Counties, legislators eager to forge new partnerships
WILLMAR -- The national recession and statewide budget deficit could give counties leverage in getting unfunded state mandates suspended.
Some of the mandates are seen as oppressive, unnecessary and financially exhausting to counties. Removing some of them would give counties flexibility in funding programs with less money.
The proposal will be discussed when the Legislature convenes Tuesday, according to local legislators.
But, in exchange, lawmakers may also ask that counties work together to consolidate duplicated services across county lines to reduce long-term costs.
Legislators may even ask if Minnesota still needs 87 counties, or if it makes sense to consolidate entire counties.
Whatever happens, state and county officials agree the daunting economic challenges will present an opportunity for radical reform in Minnesota.
"It's intriguing," said Sen. Joe Gimse, R-Willmar, of the possibilities of shaking up the state's system for delivering services.
"We have five months to come up with these radical reforms," said Rep. Al Juhnke, DFL-Willmar. They won't all get done, but all will "be on the table in January," he said.
Earlier this month, Kandiyohi County was informed that it would lose $434,523 from its $1.9 million in state aid. The so-called "unallotment" was part of Gov. Tim Pawlenty's plan to reduce the state's 2008 deficit.
The county will use reserves to cover that shortfall, said Larry Kleindl, Kandiyohi County administrator.
But the unallotment of state aid is just the tip of the iceberg. Everyone knows there will be additional, longer-lasting cuts that will swing well into 2010 and 2011, Kleindl said.
That's why the Association of Minnesota Counties is proposing that some mandates, and "maintenance of effort" requirements that prevent counties from ever spending less money on certain programs, be suspended or eliminated.
Some of the rules and mandates the state imposes on counties are outdated and "no longer have a purpose," Kleindl said. Counties also want more control in how they spend their money.
If the state wants counties to be partners in the process of reducing the state's budget, Kleindl said, the Legislature should lift some mandates and redesign government in order to be cost-effective.
"We are willing to be at the table, but we're saying, allow us to use some of our expertise," he said, while acknowledging that the changes for the state would be big.
But Juhnke said everything will be on the table when the Legislature convenes next month, including discussing the cause and effect of removing some unfunded mandates from counties.
Gimse said he favors removing some of the mandates. He said the issue came up during a recent meeting he attended with Gov. Pawlenty.
"That is an area where we can certainly loosen up some of the requirements we have on counties," Gimse said. That would allow counties to trim their budgets and provide services without having to "raid local property taxes to pay for it."
Counties are an extension of the state and provide important services to citizens. But when the state forces counties to do things a certain way, or spend a certain amount of money for specific programs, counties bear some heavy burdens, Kleindl said.

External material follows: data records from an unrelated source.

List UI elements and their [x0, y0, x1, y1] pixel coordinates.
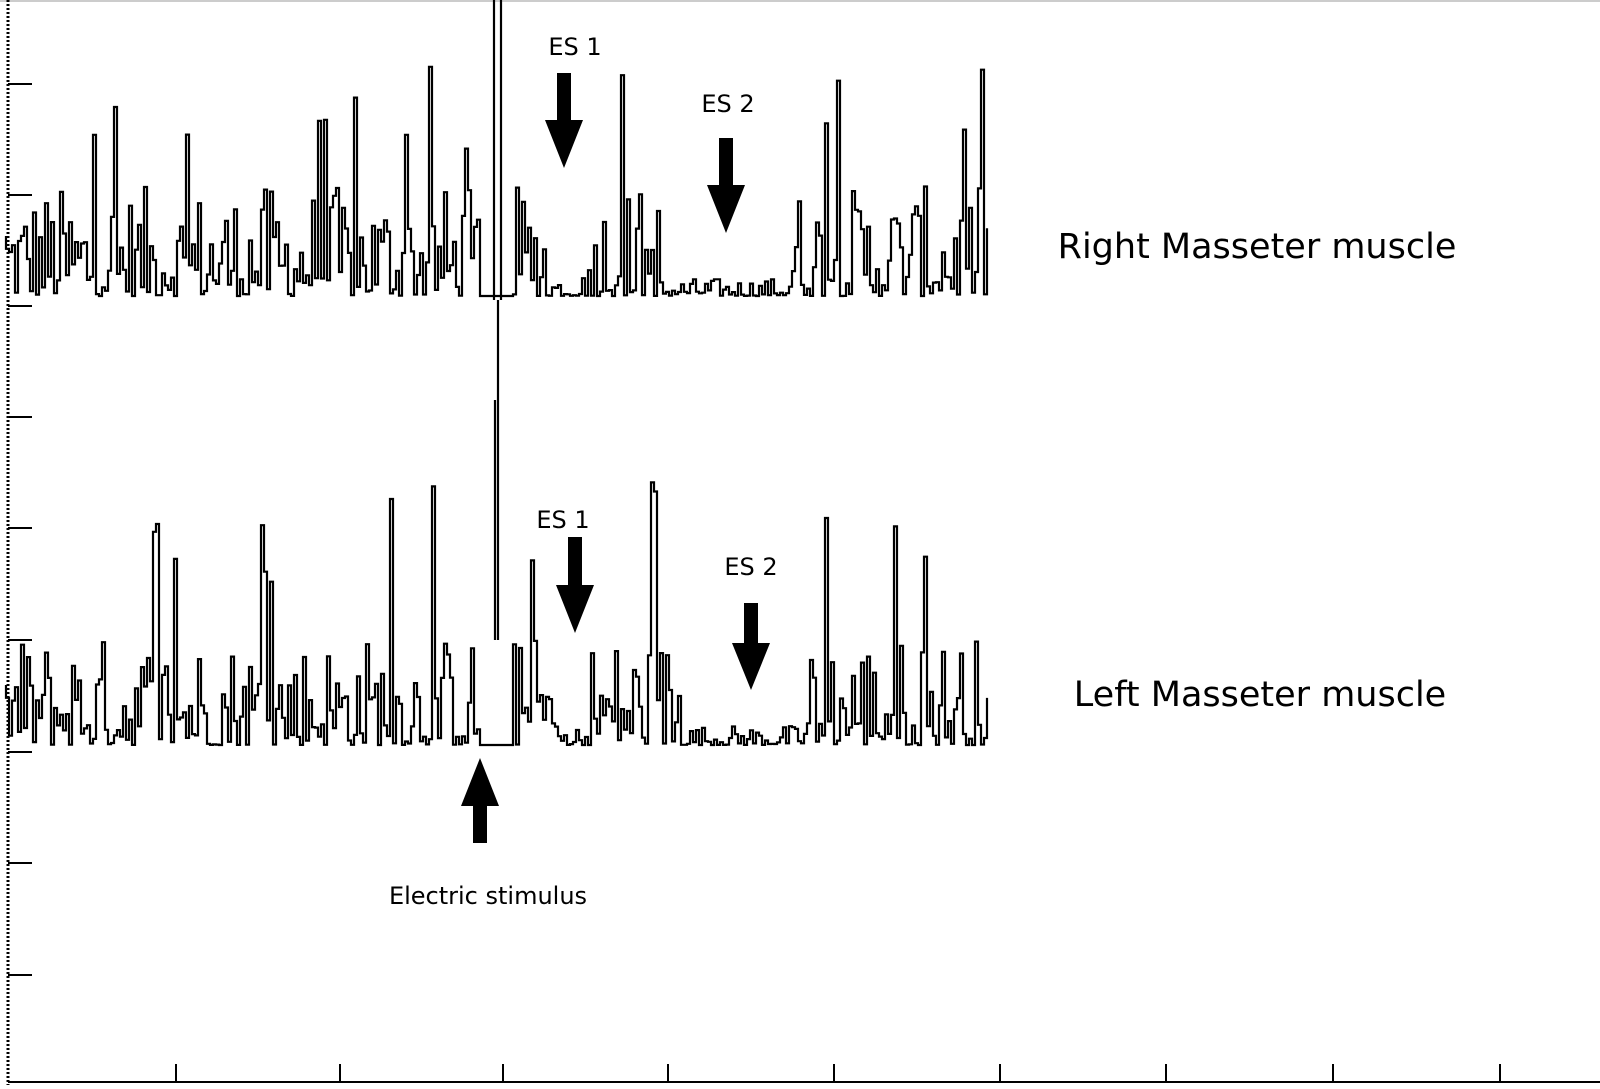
- arrow: [556, 537, 594, 633]
- arrow: [461, 758, 499, 843]
- emg-trace: [4, 65, 989, 298]
- trace-label: Left Masseter muscle: [1074, 675, 1446, 715]
- emg-trace: [4, 481, 989, 747]
- arrow: [545, 73, 583, 168]
- marker-label: ES 2: [701, 90, 754, 118]
- traces: [4, 65, 989, 747]
- arrow: [707, 138, 745, 233]
- marker-label: ES 1: [548, 33, 601, 61]
- marker-label: ES 2: [724, 553, 777, 581]
- stimulus-label: Electric stimulus: [389, 882, 587, 910]
- ticks: [8, 83, 1501, 1082]
- trace-label: Right Masseter muscle: [1058, 227, 1457, 267]
- stimulus-artifact: [492, 0, 503, 640]
- marker-label: ES 1: [536, 506, 589, 534]
- arrow: [732, 603, 770, 690]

Juhnke said he's "not excited" about shifting any more costs down to property taxpayers.
"It's a money issue, let's not deny that," he said. "But let's not be dictators. Let's be partners."
Juhnke said the Legislature should consider removing mandates, but he wants counties to look at ways to consolidate and streamline services on a regional basis, much like the current court system.
He said, for example, counties could share highway departments. "Roads go across county lines," he said. With some counties boasting a population of fewer than 5,000, Juhnke said consolidating services or even consolidating entire counties are options to consider.
The state is also looking at departments that can be merged or eliminated, Juhnke said.
Kleindl said the economic crisis is an opportunity to make positive changes.
"We can bury our head in the sand and say, 'woe is me,' but it's an opportunity to come out strong," he said. "We want to lead in this and be forward thinking."